Naturally, the bulk of the action comes down to Wang Wei and Navin, moving from locale to locale to beat the holy hell out of henchmen to continuously go up the hierarchy, making for a series of electric, crowded brawls that consistently defy all sense of logic and physicality, even though it is real people pulling off real stunts. A fight choreographer and having already directed plenty of action films, Kenji Tanigaki is also aware that desperation is the best weapon for emotional impact in a fight, whether it’s against one guy or one hundred.

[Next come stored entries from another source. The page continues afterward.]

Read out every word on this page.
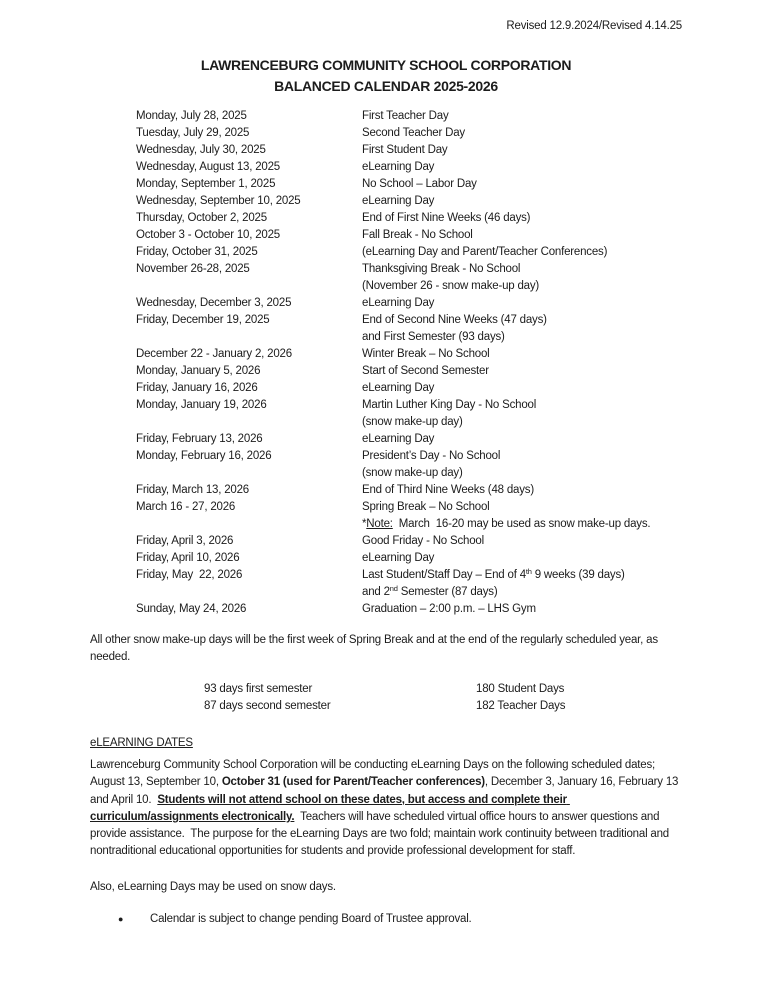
Revised 12.9.2024/Revised 4.14.25
LAWRENCEBURG COMMUNITY SCHOOL CORPORATION
BALANCED CALENDAR 2025-2026
Monday, July 28, 2025	First Teacher Day
Tuesday, July 29, 2025	Second Teacher Day
Wednesday, July 30, 2025	First Student Day
Wednesday, August 13, 2025	eLearning Day
Monday, September 1, 2025	No School – Labor Day
Wednesday, September 10, 2025	eLearning Day
Thursday, October 2, 2025	End of First Nine Weeks (46 days)
October 3 - October 10, 2025	Fall Break - No School
Friday, October 31, 2025	(eLearning Day and Parent/Teacher Conferences)
November 26-28, 2025	Thanksgiving Break - No School
(November 26 - snow make-up day)
Wednesday, December 3, 2025	eLearning Day
Friday, December 19, 2025	End of Second Nine Weeks (47 days)
and First Semester (93 days)
December 22 - January 2, 2026	Winter Break – No School
Monday, January 5, 2026	Start of Second Semester
Friday, January 16, 2026	eLearning Day
Monday, January 19, 2026	Martin Luther King Day - No School
(snow make-up day)
Friday, February 13, 2026	eLearning Day
Monday, February 16, 2026	President’s Day - No School
(snow make-up day)
Friday, March 13, 2026	End of Third Nine Weeks (48 days)
March 16 - 27, 2026	Spring Break – No School
*Note:  March  16-20 may be used as snow make-up days.
Friday, April 3, 2026	Good Friday - No School
Friday, April 10, 2026	eLearning Day
Friday, May  22, 2026	Last Student/Staff Day – End of 4th 9 weeks (39 days)
and 2nd Semester (87 days)
Sunday, May 24, 2026	Graduation – 2:00 p.m. – LHS Gym
All other snow make-up days will be the first week of Spring Break and at the end of the regularly scheduled year, as needed.
93 days first semester	180 Student Days
87 days second semester	182 Teacher Days
eLEARNING DATES
Lawrenceburg Community School Corporation will be conducting eLearning Days on the following scheduled dates; August 13, September 10, October 31 (used for Parent/Teacher conferences), December 3, January 16, February 13 and April 10.  Students will not attend school on these dates, but access and complete their curriculum/assignments electronically.  Teachers will have scheduled virtual office hours to answer questions and provide assistance.  The purpose for the eLearning Days are two fold; maintain work continuity between traditional and nontraditional educational opportunities for students and provide professional development for staff.
Also, eLearning Days may be used on snow days.
●	Calendar is subject to change pending Board of Trustee approval.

It’s a film that invests so much resilience and determination in its characters to accomplish their goal that the only way it knows to break up one of those multi-layered, spectacular sequences is to have one of them get hit by a car, and then keep going. There is urgency, and then there is The Furious, which keeps you locked in and ready to run through a brick wall alongside these guys to save their loved ones (that’s not a spoiler, though it wouldn’t have surprised me if it happened).

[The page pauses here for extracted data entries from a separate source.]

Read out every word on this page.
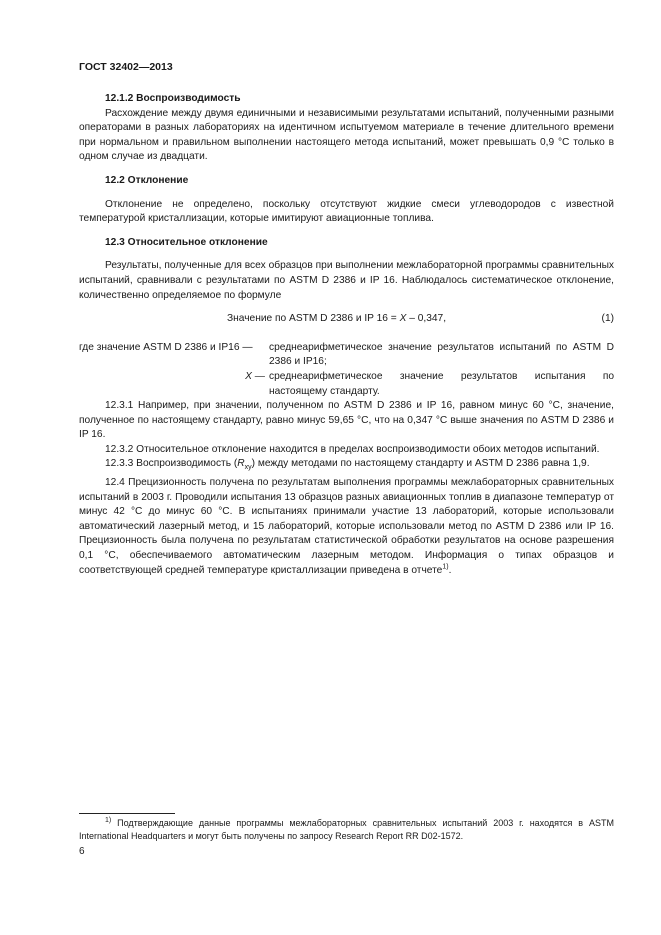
ГОСТ 32402—2013
12.1.2 Воспроизводимость

Расхождение между двумя единичными и независимыми результатами испытаний, полученными разными операторами в разных лабораториях на идентичном испытуемом материале в течение длительного времени при нормальном и правильном выполнении настоящего метода испытаний, может превышать 0,9 °С только в одном случае из двадцати.

12.2 Отклонение

Отклонение не определено, поскольку отсутствуют жидкие смеси углеводородов с известной температурой кристаллизации, которые имитируют авиационные топлива.

12.3 Относительное отклонение

Результаты, полученные для всех образцов при выполнении межлабораторной программы сравнительных испытаний, сравнивали с результатами по ASTM D 2386 и IP 16. Наблюдалось систематическое отклонение, количественно определяемое по формуле

Значение по ASTM D 2386 и IP 16 = X – 0,347,	(1)
где значение ASTM D 2386 и IP16 —	среднеарифметическое значение результатов испытаний по ASTM D 2386 и IP16;
X — среднеарифметическое значение результатов испытания по настоящему стандарту.

12.3.1 Например, при значении, полученном по ASTM D 2386 и IP 16, равном минус 60 °С, значение, полученное по настоящему стандарту, равно минус 59,65 °С, что на 0,347 °С выше значения по ASTM D 2386 и IP 16.

12.3.2 Относительное отклонение находится в пределах воспроизводимости обоих методов испытаний.

12.3.3 Воспроизводимость $(R_{xy})$ между методами по настоящему стандарту и ASTM D 2386 равна 1,9.

12.4 Прецизионность получена по результатам выполнения программы межлабораторных сравнительных испытаний в 2003 г. Проводили испытания 13 образцов разных авиационных топлив в диапазоне температур от минус 42 °С до минус 60 °С. В испытаниях принимали участие 13 лабораторий, которые использовали автоматический лазерный метод, и 15 лабораторий, которые использовали метод по ASTM D 2386 или IP 16. Прецизионность была получена по результатам статистической обработки результатов на основе разрешения 0,1 °С, обеспечиваемого автоматическим лазерным методом. Информация о типах образцов и соответствующей средней температуре кристаллизации приведена в отчете$^{1)}$.

$^{1)}$ Подтверждающие данные программы межлабораторных сравнительных испытаний 2003 г. находятся в ASTM International Headquarters и могут быть получены по запросу Research Report RR D02-1572.
6
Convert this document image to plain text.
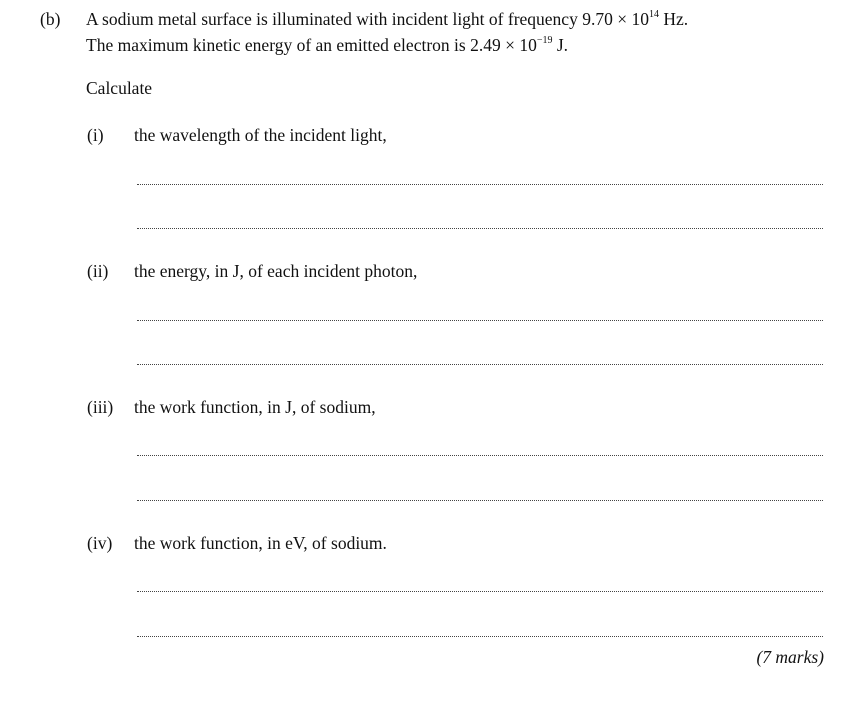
(b) A sodium metal surface is illuminated with incident light of frequency $9.70 \times 10^{14}$ Hz.
The maximum kinetic energy of an emitted electron is $2.49 \times 10^{-19}$ J.
Calculate
(i) the wavelength of the incident light,
(ii) the energy, in J, of each incident photon,
(iii) the work function, in J, of sodium,
(iv) the work function, in eV, of sodium.
(7 marks)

Immaculately lensed by cinematographer Meteor Cheung, each of those brawls is utterly breathless, unsurprisingly filled with the usual MMA-style takedowns, submission-style attempts, roll-throughs, kickbacks, resets, and more, while pummeling one another to a bloody pulp, but here, characters often find ways to stay in the air without touching the ground, throwing punches and kicks. Hordes of henchmen become Jenga towers as Wang Wei or Navin use those bodies as platforms and punching bags. Environments are taken advantage of to the extreme, with planks of wood and ladders entering the equation either to knock guys back or to serve as tools in battle. Thunder repeatedly strikes, timed to barbaric impact during the all-out mayhem climax containing several characters. Cameras are attached to a driver on a motorcycle, mowing down more huntsmen in an alley, crashing into a stuntman while a child swings around a weapon. Hell, at one point, a psychopathic nutjob is introduced, not only shooting good guys with a bow-and-arrow, but full-on wielding it like a sword in close-quarters combat.

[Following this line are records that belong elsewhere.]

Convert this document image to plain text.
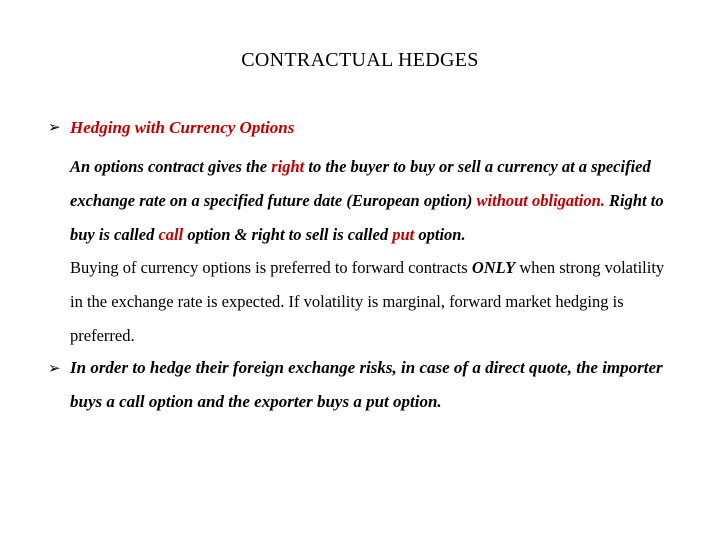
CONTRACTUAL HEDGES
➢ Hedging with Currency Options
An options contract gives the right to the buyer to buy or sell a currency at a specified exchange rate on a specified future date (European option) without obligation. Right to buy is called call option & right to sell is called put option.
Buying of currency options is preferred to forward contracts ONLY when strong volatility in the exchange rate is expected. If volatility is marginal, forward market hedging is preferred.
➢ In order to hedge their foreign exchange risks, in case of a direct quote, the importer buys a call option and the exporter buys a put option.
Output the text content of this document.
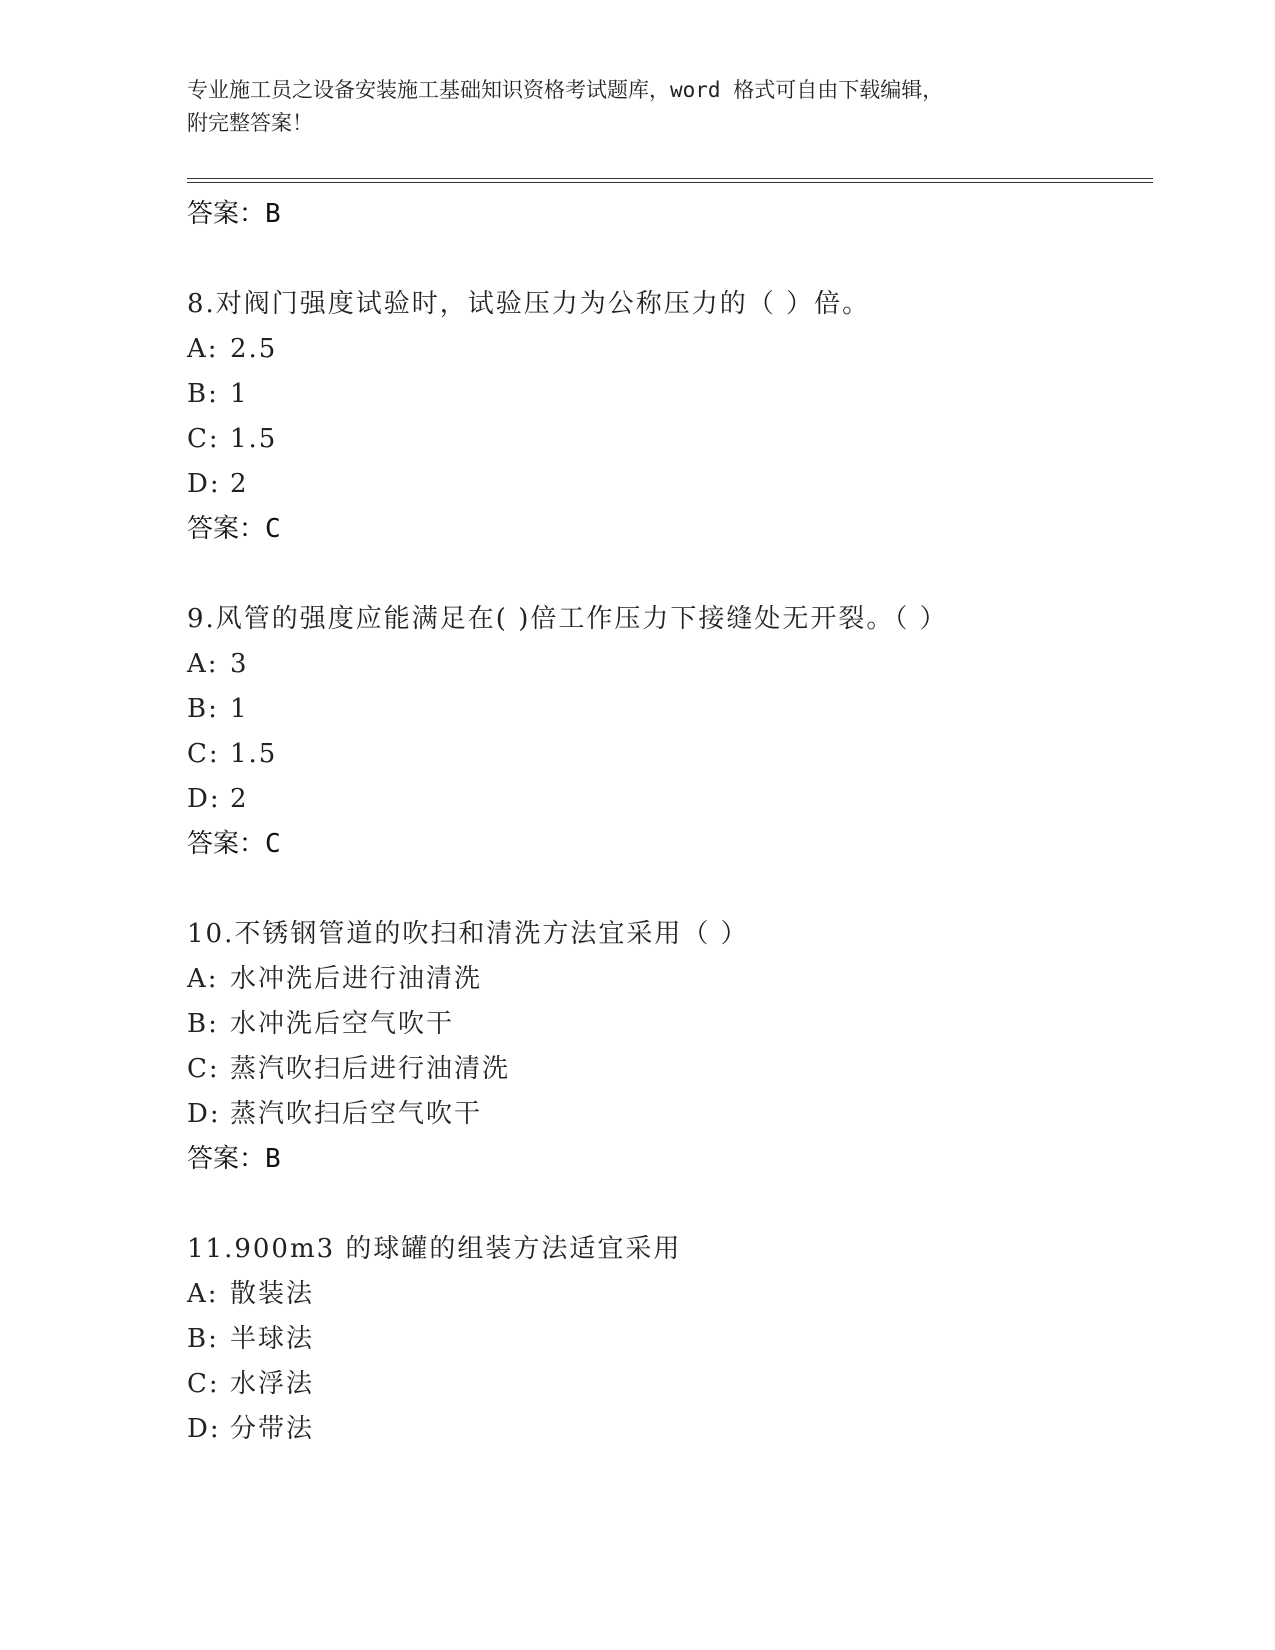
专业施工员之设备安装施工基础知识资格考试题库，word 格式可自由下载编辑，
附完整答案！
答案：B
8.对阀门强度试验时，试验压力为公称压力的（ ）倍。
A: 2.5
B: 1
C: 1.5
D: 2
答案：C
9.风管的强度应能满足在( )倍工作压力下接缝处无开裂。（ ）
A: 3
B: 1
C: 1.5
D: 2
答案：C
10.不锈钢管道的吹扫和清洗方法宜采用（ ）
A: 水冲洗后进行油清洗
B: 水冲洗后空气吹干
C: 蒸汽吹扫后进行油清洗
D: 蒸汽吹扫后空气吹干
答案：B
11.900m3 的球罐的组装方法适宜采用
A: 散装法
B: 半球法
C: 水浮法
D: 分带法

Truthfully, there are infinite flowers to bestow upon the action sequences; the prologue battle and the initial kidnapping car chase that further kicks off the plot are also exhilarating, and most modern action movies don’t hold a candle to them. It’s The Raid on steroids, which sounds like something that shouldn’t even be possible but is here. Yet, for all that balls-to-the-wall excitement, each of those sequences is also filled with small character touches that heighten the intensity and emotion, with Wang Wei and Navin both overcome with rage at one point, to the point that they must hold one another back lest they jeopardize their mission. While technically helpless victims, the children are also not treated as such and have their moments of intelligence and banding together, choosing to unite instead of holding grudges. Then there are villains here who make fatal choices and discoveries that don’t necessarily change perceptions of who they are or what they are doing, but do give them some dimensionality and a reason to be enraged.
By the final battle, everyone is furious, and we are rapturous in disbelief at this astonishing display of visceral action and pushing the body beyond its limits to rescue loved ones. The Furious never lets that fury up.